"High Current"


I listen with my ears, and I dont really often care about the mathmatical conclusions but I have a friend who argued with me that Current cannot increase without wattage increasing as a result. I understand the simple formula is Voltage x Current = Wattage or something to that effect, it's been awhile since I openned a book.

How then can an amplifier from say a company like SimAudio which has a nortriously high current intergrated in the i-5 be only rated at 70 watts per channel?
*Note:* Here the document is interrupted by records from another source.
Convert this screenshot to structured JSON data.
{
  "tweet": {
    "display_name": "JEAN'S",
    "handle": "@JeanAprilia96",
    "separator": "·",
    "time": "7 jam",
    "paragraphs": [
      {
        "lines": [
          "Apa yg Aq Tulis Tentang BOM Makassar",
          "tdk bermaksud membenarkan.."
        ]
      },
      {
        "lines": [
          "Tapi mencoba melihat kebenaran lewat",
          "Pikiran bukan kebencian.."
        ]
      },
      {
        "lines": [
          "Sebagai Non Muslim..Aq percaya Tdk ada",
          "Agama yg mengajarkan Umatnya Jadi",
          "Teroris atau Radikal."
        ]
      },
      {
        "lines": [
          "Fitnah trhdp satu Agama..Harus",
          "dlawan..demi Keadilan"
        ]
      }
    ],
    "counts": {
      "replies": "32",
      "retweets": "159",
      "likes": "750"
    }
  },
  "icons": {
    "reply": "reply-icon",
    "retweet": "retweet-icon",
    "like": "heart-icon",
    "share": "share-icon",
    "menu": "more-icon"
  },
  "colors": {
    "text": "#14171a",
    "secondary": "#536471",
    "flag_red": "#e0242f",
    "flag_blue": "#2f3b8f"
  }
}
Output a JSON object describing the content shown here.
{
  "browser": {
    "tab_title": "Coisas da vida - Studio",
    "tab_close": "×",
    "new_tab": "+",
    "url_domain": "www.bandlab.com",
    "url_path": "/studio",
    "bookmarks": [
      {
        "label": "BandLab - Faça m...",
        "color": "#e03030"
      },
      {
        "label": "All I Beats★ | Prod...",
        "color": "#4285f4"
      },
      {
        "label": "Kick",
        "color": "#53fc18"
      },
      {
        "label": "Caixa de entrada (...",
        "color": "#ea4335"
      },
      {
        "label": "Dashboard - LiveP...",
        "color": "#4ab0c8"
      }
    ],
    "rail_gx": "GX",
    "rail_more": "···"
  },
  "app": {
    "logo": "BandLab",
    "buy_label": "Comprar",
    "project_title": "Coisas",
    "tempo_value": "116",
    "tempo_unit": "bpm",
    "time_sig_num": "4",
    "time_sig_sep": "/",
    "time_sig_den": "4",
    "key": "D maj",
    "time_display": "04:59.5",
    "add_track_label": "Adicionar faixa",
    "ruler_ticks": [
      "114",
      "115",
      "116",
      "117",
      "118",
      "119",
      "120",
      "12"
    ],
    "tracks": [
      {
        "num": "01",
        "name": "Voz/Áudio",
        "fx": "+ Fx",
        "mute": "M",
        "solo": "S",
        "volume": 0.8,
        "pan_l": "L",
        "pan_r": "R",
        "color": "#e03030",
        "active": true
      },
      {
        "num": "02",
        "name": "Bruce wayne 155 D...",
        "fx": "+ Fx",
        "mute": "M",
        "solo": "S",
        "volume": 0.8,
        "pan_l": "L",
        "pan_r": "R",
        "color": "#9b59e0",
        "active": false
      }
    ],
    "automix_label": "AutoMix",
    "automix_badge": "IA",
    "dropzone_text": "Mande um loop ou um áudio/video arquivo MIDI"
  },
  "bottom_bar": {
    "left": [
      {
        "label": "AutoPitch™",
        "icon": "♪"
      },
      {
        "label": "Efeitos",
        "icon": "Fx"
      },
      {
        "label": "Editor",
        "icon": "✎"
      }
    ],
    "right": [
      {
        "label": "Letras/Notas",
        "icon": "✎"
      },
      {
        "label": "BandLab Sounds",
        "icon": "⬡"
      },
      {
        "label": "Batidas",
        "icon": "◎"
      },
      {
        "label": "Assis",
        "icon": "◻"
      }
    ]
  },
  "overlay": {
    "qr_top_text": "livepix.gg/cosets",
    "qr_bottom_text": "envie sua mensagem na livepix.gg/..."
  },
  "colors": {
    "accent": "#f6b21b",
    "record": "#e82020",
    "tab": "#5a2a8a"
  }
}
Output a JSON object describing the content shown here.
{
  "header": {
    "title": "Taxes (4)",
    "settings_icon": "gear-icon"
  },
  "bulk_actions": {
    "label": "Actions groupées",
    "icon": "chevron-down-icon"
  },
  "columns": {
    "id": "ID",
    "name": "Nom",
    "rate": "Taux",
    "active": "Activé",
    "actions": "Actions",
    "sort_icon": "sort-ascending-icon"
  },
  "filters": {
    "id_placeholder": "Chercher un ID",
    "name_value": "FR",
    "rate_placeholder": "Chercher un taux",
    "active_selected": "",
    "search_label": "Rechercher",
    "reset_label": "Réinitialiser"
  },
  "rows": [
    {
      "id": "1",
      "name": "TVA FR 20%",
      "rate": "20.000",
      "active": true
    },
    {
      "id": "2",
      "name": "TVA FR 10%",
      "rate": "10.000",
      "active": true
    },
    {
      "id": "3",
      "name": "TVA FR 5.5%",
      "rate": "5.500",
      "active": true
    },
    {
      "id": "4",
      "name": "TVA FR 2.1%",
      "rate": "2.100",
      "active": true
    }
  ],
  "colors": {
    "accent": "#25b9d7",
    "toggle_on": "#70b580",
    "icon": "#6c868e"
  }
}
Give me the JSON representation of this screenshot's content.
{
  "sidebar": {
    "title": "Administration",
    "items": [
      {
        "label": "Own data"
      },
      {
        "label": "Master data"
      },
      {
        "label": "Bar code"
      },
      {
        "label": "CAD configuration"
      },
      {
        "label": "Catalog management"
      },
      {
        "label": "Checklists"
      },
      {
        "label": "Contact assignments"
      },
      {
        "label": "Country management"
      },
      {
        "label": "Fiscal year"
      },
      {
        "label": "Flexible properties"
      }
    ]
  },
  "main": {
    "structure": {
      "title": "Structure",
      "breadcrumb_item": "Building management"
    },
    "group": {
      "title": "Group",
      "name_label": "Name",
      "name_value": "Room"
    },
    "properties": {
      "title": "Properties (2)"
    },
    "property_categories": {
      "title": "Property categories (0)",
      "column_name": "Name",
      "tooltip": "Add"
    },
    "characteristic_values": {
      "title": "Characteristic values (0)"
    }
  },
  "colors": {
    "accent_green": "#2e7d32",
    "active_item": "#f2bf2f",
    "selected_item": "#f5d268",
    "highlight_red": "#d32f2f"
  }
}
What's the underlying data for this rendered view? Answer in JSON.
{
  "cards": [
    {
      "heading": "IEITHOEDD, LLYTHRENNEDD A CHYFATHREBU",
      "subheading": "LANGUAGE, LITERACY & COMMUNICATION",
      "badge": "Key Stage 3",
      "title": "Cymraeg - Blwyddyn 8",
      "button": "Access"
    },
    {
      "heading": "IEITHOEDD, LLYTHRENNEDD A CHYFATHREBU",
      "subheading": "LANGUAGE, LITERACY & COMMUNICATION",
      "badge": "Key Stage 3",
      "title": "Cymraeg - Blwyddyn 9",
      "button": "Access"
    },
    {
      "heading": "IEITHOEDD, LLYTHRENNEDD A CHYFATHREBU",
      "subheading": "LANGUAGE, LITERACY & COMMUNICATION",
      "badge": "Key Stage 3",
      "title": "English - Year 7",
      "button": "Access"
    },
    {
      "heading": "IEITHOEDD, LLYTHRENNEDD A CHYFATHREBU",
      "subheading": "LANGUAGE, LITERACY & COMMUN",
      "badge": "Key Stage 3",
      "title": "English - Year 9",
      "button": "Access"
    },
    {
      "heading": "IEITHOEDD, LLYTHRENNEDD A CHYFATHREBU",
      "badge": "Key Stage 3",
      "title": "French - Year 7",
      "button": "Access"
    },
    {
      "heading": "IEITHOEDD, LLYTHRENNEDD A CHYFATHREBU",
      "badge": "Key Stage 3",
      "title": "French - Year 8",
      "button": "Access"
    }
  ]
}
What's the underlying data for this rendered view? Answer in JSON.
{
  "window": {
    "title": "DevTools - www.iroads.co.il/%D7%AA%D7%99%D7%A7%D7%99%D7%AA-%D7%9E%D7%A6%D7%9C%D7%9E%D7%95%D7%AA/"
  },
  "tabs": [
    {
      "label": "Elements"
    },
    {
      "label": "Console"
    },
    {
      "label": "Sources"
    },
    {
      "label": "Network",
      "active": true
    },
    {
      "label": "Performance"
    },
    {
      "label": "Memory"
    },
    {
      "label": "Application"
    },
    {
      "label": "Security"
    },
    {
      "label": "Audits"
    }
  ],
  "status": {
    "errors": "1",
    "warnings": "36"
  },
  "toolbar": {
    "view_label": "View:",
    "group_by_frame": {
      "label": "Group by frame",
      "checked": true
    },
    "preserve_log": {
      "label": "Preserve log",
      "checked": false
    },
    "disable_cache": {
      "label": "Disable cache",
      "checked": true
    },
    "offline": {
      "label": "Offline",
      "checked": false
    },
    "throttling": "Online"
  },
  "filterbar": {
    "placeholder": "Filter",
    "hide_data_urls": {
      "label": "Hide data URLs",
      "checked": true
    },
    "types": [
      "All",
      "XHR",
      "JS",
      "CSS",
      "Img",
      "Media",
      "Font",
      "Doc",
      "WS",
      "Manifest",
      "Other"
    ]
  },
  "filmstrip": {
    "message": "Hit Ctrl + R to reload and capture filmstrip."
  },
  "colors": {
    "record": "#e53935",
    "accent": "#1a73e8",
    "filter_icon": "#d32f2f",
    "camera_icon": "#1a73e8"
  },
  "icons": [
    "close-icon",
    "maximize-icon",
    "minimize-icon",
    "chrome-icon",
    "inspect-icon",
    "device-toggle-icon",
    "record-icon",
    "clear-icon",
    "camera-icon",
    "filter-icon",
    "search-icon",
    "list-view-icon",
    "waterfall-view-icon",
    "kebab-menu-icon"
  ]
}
Is it the differences which the current, voltage and wattage measured that makes the overall impact or can you really have an Ultra High current amp at a very modest Wattage output?
lush

Showing 1 response by jeffreybehr

All good answers so far, IMO. Do understand that solidstate amps, because of their VERY-low output impedance, are 'constant-voltage' devices, varying current delivery as load impedance changes. 'ANY' SS amp can double power as impedance halves, again and again...if one starts at a LOW-enough point. True-high-current amps can do that at least once while starting at rated ('maximum') power. The 20-year-old class-A-biased Lazarus hybrid poweramp is rated at 50Wpc into 8 Ohms, 100Wpc into 4, and 200Wpc into 2 Ohms. THAT is 'high current' indeed. IMO, any amp that won't double 8-Ohm rated power once (into 4 Ohms) is NOT 'high-current'.

BTW, it takes lots of expensive engineering to build a HC amp. The relative sizes of the power transformer(s), rectifier, wire, circuit-board traces, driver and output transistors, etc. all affect the amp's ability to deliver high current flows.

To answer your middle-paragraph question, an amp's power is limited generally by its ability to deliver VOLTAGE into the test impedance. Eventually, ANY amp will clip its output waveform at some voltage, and its rated power will be calculated at some point below that clipping voltage.

On your paragraph-3 questions, I have no idea about the 1st half, but my example of the Lazarus answers the 2nd part.